Tricon was the general contractor for a condominium project in Florida. Tricon hired a subcontractor to fabricate and install metal railings for the project. The subcontractor was insured by Nautilus under two CGL policies. The policies had endorsements to add Tricon as an additional insured.
The subcontractor fabricated some of the railings, but they had defects and damage. Further they were not installed properly and did not meet the project’s specifications. Tricon found another manufacturer to fabricate new railings to satisfy the projects’ requirements. Tricon agreed to pay the cost of removing the subcontractor’s railings and fabricating and installing new ones. If submitted a claim to Nautilus to cover these costs.
Nautilus denied the claim. Tricon sued and the district court granted summary judgment to Nautilus.
On appeal, the Eleventh Circuit noted that the policies at issue were post-1986 standard form CGL policies with products-completed operations hazard coverage governed by Florida law. Such policies did not cover the costs of replacing defective products.
Applying Florida law, there was no coverage if there was no damage beyond the faulty workmanship, i.e., unless the faulty workmanship damaged some otherwise non-defective component of the project. Further, under Florida precedent, if a subcontractor was hired to install a project component and, by virtue of his faulty workmanship, installed a defective component, then the cost to repair and replace the defective component was not “property damage.”

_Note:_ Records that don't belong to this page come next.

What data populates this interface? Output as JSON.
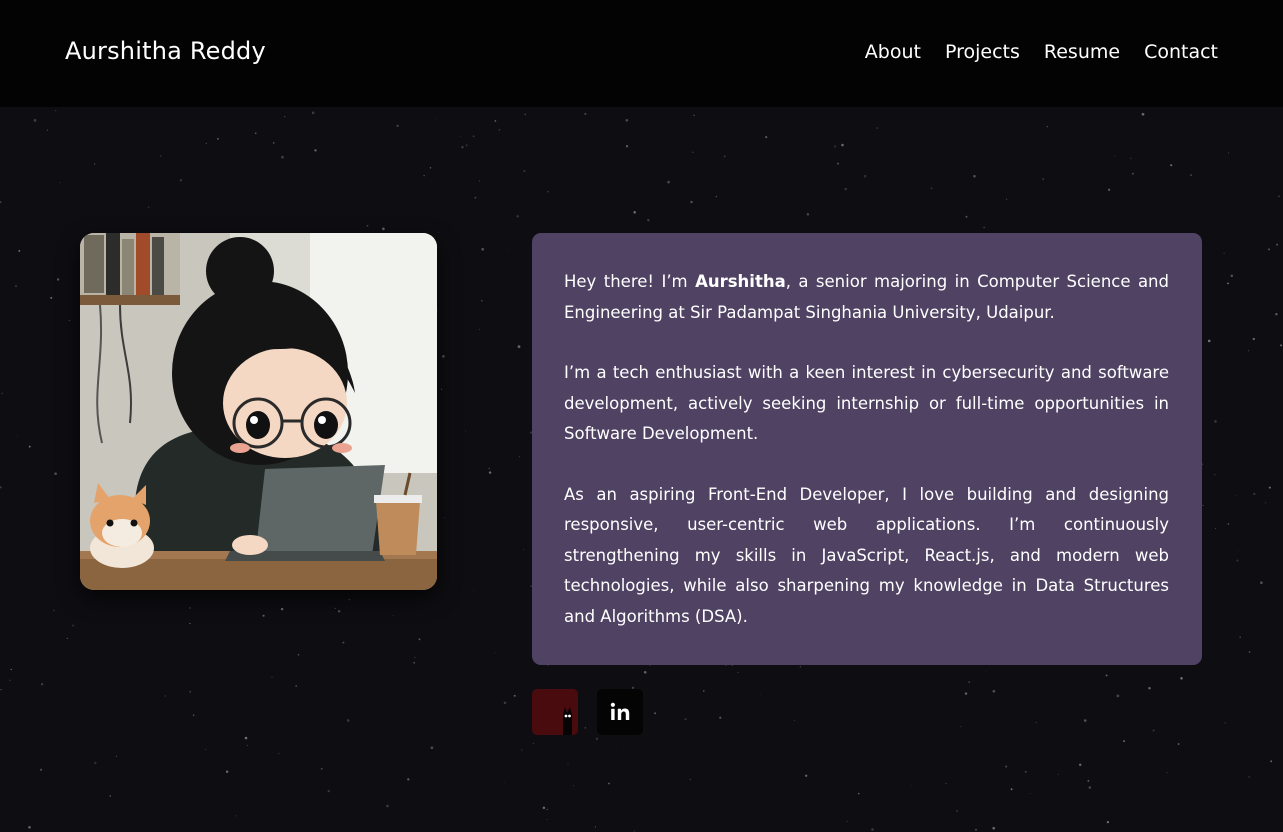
{
  "header": {
    "brand": "Aurshitha Reddy",
    "nav": [
      "About",
      "Projects",
      "Resume",
      "Contact"
    ]
  },
  "about": {
    "p1_before": "Hey there! I’m ",
    "p1_name": "Aurshitha",
    "p1_after": ", a senior majoring in Computer Science and Engineering at Sir Padampat Singhania University, Udaipur.",
    "p2": "I’m a tech enthusiast with a keen interest in cybersecurity and software development, actively seeking internship or full-time opportunities in Software Development.",
    "p3": "As an aspiring Front-End Developer, I love building and designing responsive, user-centric web applications. I’m continuously strengthening my skills in JavaScript, React.js, and modern web technologies, while also sharpening my knowledge in Data Structures and Algorithms (DSA)."
  },
  "social": {
    "linkedin_label": "in"
  },
  "colors": {
    "page_bg": "#0e0e12",
    "navbar_bg": "#030303",
    "card_bg": "#4f4263",
    "social_first_bg": "#4a0b0e",
    "social_second_bg": "#040404"
  },
  "icons": [
    "github-cat-icon",
    "linkedin-icon"
  ]
}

Here, Tricon alleged that the subcontractor’s railings were deficient due to having defects and damage, not being installed properly, and not satisfying the project’s specification. Tricon did not allege that the subcontractor’s faulty workmanship damaged otherwise non-defective components of the project. Thus, the costs that Tricon incurred in removing the subcontractor’s railings and the fabrication and installation of new railings did not constitute “property damage” under the policies.